Corozal, a mountain town in Puerto Rico, was but one of numerous towns that erected monuments and plaques commemorating the fallen in Korea. Far from being a sad reminder of the lives lost in combat or of the disappearance of the jíbaro before the juggernaut of industrialization and modernization, these monuments recognize the role of the island’s common folk in the creation of modern Puerto Rico.
The political entity we know as the Estado Libre Asociado de Puerto Rico came into existence during the Korean War. Tens of thousands of Puerto Ricans participated in this conflict. Political figures and the press portrayed the war as a battle for the decolonization of Puerto Rico and the soldiers as the embodiment of the philosophy behind commonwealth status. Calls for more autonomy and support for the commonwealth formula appeared in mainstream local newspapers alongside articles lauding the men of the 65th as a possible catalyst in forging a new national identity. The rationale behind these articles was that the Borinqueneers’ commitment to Korea as first-line troops “will help Puerto Ricans to come out of their complexes of insularism, and erase the marks of inferiority, which are the by-product of hundreds of years of colonial type regimes.” The local press and politicians saw service as a regenerative process that would prepare the Puerto Ricans for self-government. The men of the 65th were praised as the quintessential example of what it meant to be a Puerto Rican: modern, manly, and hence deserving of self-rule and self-determination by virtue of his military training, service, and sacrifice. As local leaders equated mass participation in the Korean War with a new national identity anchored on modernity and manhood and the promise of decolonization, el sesenta y cinco, as the 65th was popularly called, became a national icon. In this sense, the foundation of the monuments symbolizes the foundation of the modern Puerto Rican state and of modern Puerto Rican national identities—at least as imagined by the new colonial entity’s ideologues.
The active participation of Puerto Rican troops in the Korean War, however, was just the climax of a long process in which Puerto Ricans, like many colonial and subaltern groups, sought to prove their manhood and right to self-determination and decolonization through military service.
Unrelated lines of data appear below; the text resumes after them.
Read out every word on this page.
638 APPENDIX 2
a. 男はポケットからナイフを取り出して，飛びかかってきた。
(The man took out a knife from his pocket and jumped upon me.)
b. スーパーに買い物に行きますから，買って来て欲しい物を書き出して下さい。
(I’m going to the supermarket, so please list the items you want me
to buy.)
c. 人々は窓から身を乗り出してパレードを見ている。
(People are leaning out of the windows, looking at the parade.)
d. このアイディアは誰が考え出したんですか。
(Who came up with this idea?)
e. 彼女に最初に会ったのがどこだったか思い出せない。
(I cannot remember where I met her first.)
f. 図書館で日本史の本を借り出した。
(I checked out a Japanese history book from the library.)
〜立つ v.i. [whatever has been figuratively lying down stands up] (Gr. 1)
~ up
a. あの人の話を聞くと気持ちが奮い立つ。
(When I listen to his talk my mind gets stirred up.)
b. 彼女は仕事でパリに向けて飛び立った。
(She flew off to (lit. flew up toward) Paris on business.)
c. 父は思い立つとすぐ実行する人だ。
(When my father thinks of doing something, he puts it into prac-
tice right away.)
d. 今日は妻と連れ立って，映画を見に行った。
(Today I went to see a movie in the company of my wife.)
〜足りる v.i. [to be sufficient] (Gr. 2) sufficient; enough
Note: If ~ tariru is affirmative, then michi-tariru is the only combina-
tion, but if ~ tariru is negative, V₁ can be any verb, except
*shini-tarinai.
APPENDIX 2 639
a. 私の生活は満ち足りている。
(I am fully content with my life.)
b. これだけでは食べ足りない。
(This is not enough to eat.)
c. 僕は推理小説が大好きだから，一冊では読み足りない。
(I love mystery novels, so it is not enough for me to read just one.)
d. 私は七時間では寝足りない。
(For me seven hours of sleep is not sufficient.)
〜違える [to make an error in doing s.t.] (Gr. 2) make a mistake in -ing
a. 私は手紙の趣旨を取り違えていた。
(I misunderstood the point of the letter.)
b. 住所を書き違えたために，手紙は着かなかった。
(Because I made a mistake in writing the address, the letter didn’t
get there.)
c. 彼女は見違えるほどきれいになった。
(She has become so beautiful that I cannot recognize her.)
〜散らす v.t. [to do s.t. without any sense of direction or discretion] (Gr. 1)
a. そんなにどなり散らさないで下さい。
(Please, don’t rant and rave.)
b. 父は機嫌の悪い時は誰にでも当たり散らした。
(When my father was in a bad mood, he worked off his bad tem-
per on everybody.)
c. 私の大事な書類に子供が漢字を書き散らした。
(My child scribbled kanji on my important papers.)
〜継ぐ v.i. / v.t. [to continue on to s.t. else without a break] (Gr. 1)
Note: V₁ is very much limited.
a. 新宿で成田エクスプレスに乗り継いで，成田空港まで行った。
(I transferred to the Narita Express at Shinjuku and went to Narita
In this study, I analyze the impact of military service on the converging sociocultural and political histories of Puerto Rico. In particular, I explore the military mobilization and demobilization of rural and urban working- class sectors from the 1860s to the 1950s. The analysis centers on patterns of inclusion/exclusion within the military and how they transformed into socioeconomic and political disenfranchisement or enfranchisement. It is of paramount importance to analyze these processes from three perspectives. First, what compelled the metropolis to either mobilize or demobilize the Puerto Ricans? Second, what roles did the Puerto Rican elites play in these projects? Third, how did these processes affect and in turn become altered by the colonial subjects going through them? To answer these questions, I rely on an intersectional analysis of gender, race, and class to understand modernity projects driving nation-state building and identity formation processes via military service taking place in a colonial setting under two empires.